The Magnaflow catback 2.5'' exhaust system came in today. To my Surprise it prebent the exact same as existing exhaust. It should be an easy installed just have to cut the flange and collectors and go from there. The existing exhaust is 2'' tubing all the way through that was squeeze down in the area under the floor pans down to 1.5''. I have no Ideal why was it done that way on the stock motor. I had this car for 10 years now and just getting around to changing the exhaust. I should gain back a few ponies on this install.
I've only had my car for a few months but mine also has some mickey mouse exhaust shop system on it that's 2 inch squash bend so the bends are closer to 1.5. It's really a hacked together system and I'm swapping in a 2.5 in mandrel bent Summit system and a set of 1-3/4 headers.

2.5 inch is more than enough flow for up to about 500HP naturally aspirated and going 3 inch will gain nothing but weight and could lose torque which is something these big heavy cars need. If you don't have headers I'd seriosly recommend you swap them on. Installing them on the small block is a piece of cake in a Monte as there is a ton of room.

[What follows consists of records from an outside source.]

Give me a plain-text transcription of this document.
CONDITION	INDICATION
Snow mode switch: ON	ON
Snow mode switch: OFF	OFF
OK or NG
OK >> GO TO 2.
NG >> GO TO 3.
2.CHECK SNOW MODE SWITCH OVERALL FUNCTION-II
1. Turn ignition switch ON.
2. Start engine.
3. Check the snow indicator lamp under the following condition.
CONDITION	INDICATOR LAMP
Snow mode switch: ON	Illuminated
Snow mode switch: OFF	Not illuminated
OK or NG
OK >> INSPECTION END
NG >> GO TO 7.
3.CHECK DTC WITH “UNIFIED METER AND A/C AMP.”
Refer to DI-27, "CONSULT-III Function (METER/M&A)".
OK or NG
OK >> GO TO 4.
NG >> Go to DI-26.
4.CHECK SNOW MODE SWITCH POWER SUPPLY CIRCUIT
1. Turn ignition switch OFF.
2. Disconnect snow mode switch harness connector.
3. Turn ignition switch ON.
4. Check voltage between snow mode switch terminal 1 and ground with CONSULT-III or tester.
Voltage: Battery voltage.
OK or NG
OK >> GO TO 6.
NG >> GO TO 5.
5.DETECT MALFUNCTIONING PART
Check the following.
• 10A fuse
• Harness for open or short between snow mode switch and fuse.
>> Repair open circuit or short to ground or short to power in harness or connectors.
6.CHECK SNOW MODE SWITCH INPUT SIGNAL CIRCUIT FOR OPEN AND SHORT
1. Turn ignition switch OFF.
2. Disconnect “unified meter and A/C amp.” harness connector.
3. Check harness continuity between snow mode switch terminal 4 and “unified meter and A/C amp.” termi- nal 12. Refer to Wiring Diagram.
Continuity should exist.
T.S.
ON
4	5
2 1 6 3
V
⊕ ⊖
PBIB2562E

Getting back to the carb tuning. I think you're going to find a problem somewhere else in the setup. Maybe a filter is clogged or something inside the carb is wrong. 14 psi is unheard of on a carbed motor. Most cars run 4 the 6 psi and really hot strip cars run 6 to 8 typically. 14 is drowning the motor. Does the car blow black smoke out the pipes? I would suggest you not even attempt to drive it until this problem is fixed. You could wash nown the cylinder walls which would require a rebuild. Also might want to change the oil.